We reverse. We respectfully disagree with the District Court’s assessment of the motion for leave to intervene. Under Fed. R.Civ.P. 24(a)(2), a timely motion for leave to intervene “shall” be granted “when the applicant claims an interest relating to the property or transaction which is the subject of the action and he is so situated that the disposition of the action may as a practical matter impair or impede his ability to protect that interest, unless the applicant’s interest is adequately represented by existing parties.” We believe that the criteria of the rule have been met in this case.
As representatives of the classroom teachers in the three districts, appellants have an interest in the existing agreements, which they themselves have negotiated with the districts involved, and in the continued viability of these agreements. One of the remedies being considered by the District Court is consolidation, the effect of which would be to terminate the independent existence of the three school districts presently functioning in Pulaski County and substitute in their place a new, single, consolidated district. Those who have a contract with existing entities have an interest in the continued existence of those entities. It may be true that the successor school district (assuming consolidation is ultimately ordered) will choose to bargain collectively with the appellant organizations, but there can be no assurance of that fact. In addition, even if a successor district does agree to bargain collectively with appellants, there is no assurance that whatever contract will then be agreed on will be as favorable to appellants’ members as the present agreements are.
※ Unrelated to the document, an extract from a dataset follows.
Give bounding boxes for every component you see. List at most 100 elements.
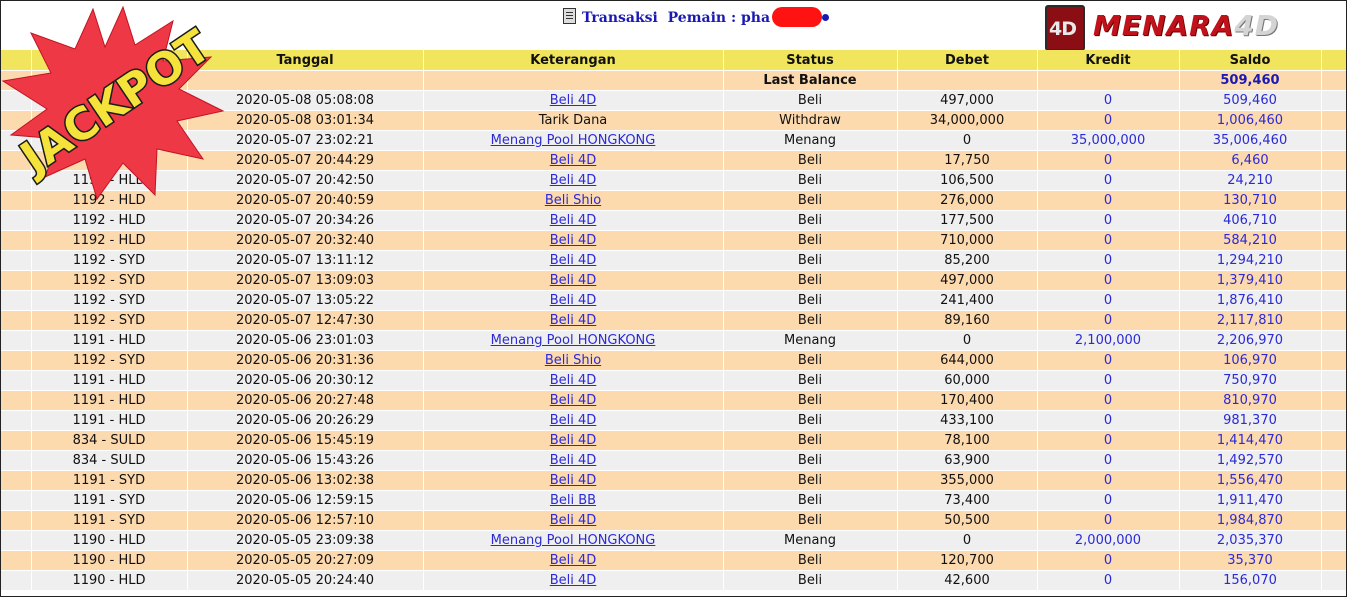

In this situation, we think appellants qualify for intervention as of right. The rule does not require, after all, that appellants demonstrate to a certainty that their interests will be impaired in the ongoing action. It requires only that they show that the disposition of the action “may as a practical matter” impair their interests. We are satisfied that this demonstration has been fully made.
The rule also requires that the motion for leave to intervene be timely, and that no existing party be an adequate representative of the interests intervenors seek to assert. Both of these requirements are met. The motion for leave to intervene was made promptly, and at the time contemplated by our order of December 29, 1983, in the previous appeal. The three school districts which are the principal existing parties are employers. They can hardly be expected to litigate with the interests of their employees uppermost in their minds. The burden resting on intervenors to show that their interests are not adequately represented by existing parties is a “minimal” one, Securities & Exchange Comm’n v. Flight Transportation Corp., 699 F.2d 943, 948 (8th Cir.1983), citing Trbovich v. United Mine Workers, 404 U.S. 528, 538 n. 10, 92 S.Ct. 630, 636 n. 10, 30 L.Ed.2d 686 (1972). This burden has been more than met here.
Reversed and remanded with instructions.